Keeping Alaska’s adjustment at 138 percent of poverty level is another must-have provision, Murkowski and Sullivan have said. Without that adjustment, fewer people will qualify for federal subsidies.

The bill, as currently written, also would phase out additional federal funding 31 states and Washington, D.C., receive, and Alaska is one of them. When then-Gov. Sean Parnell objected in 2010 to expanding Medicaid in Alaska through funds offered during the President Obama administration, he did so on the belief Alaska would be left holding the bag if the law ever changed.

That’s exactly what the Senate version does. It ramps down payments to states from 90 percent in 2020 to 50 percent by 2025.

“We want to keep what’s worked for some Alaskans under the ACA — keep coverage for preexisting conditions,” Sullivan said in a video statement.

But he’s also “relentlessly focused on educating leaders” about “how big of an outlier Alaska is as it relates to healthcare and insurance costs.”

The first of Sullivan’s three goals is to stabilize the market. One insurer on the individual market is not sustainable, he said. He wants to protect the “thousands who receive subsidies” but also the thousands who don’t “and they are being wiped out financially.” And thirdly, he wants to see a sustainable, equitable path forward.

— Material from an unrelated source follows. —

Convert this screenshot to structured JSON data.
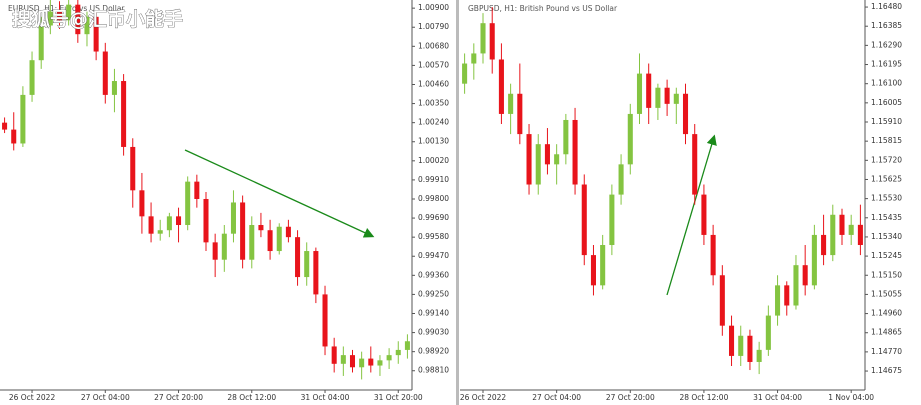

In a statement issued June 27, Sullivan said he supports waiting until after the July 4 recess to vote. He also “appreciates being invited to the White House with my colleagues for a very productive meeting with President Trump and Vice President Pence” on June 27.

“Like most one-size-fits-all approaches from Washington, D.C., the Affordable Care Act is not working for many Alaskans,” he said. “Premiums and deductibles have skyrocketed for the middle class. The director of Alaska’s Division of Insurance (Lori Wing-Heier) said that our market is in ‘chaos.’ The current situation in the healthcare market in Alaska and nationally is not sustainable. Something has to be done, and it has to be done soon.”

Sullivan wanted to get rid of the employer or individual mandate, as well.

The Senate version does change how the mandate is handled. Insurance carriers have said they favor some kind of carrot to incentivize Americans not to wait to get coverage.

McConnell agreed to a penalty for Americans who let their insurance lapse for 63 days or more. Under the new provision, those who go without insurance will be “locked out” of getting coverage for at least six months after they sign up.

This “lockout period” would, in theory, create an incentive for people to have insurance all the time, instead of waiting until they’re in the ambulance.

Alaska’s only individual market insurer, Premera Blue Cross Blue Shield, favors moves that help with market stability. Premera Alaska President Jim Grazko expressed concern about the earlier draft that lacked any kind of mandate.

“We are encouraged that the Senate bill includes funding for reinsurance as well as more funding for subsidies than the House bill to help lower income families,” said Steve Kipp, vice president of corporate communications.

That’s important for Alaska because Premera’s rates climbed only 7 percent rather than 42 percent in 2017 because of a reinsurance program approved by the Legislature last year that included $55 million from the state collected through a levy on all plans sold in Alaska.

Grazko felt the Senate version offered “slight” improvements over the House. But income will be a big factor in determining subsidies, coupled with age. Premera’s criteria list is to ensure coverage for as many people as possible to increase Alaska’s pool and bring costs for all customers down. They also want people who can’t afford insurance to receive the subsidies for commercial health care coverage.

With so many variables still in the air, Premera must calculate its 2018 rates by mid-July and file with the Alaska Division of Insurance.

“We are currently working on those,” said Melanie Coon, Premera senior communications manager.

As of June 27, Division of Insurance Director Lori Wing-Heier said she was still analyzing the 140-page bill.

“At this point, it’s hard to say what impacts there will be to those in the insured market,” she wrote in an email. “We continue to work very closely with Sen. Murkowski and Sen. Sullivan on the intent of the bill and what its impact will be on Alaska.”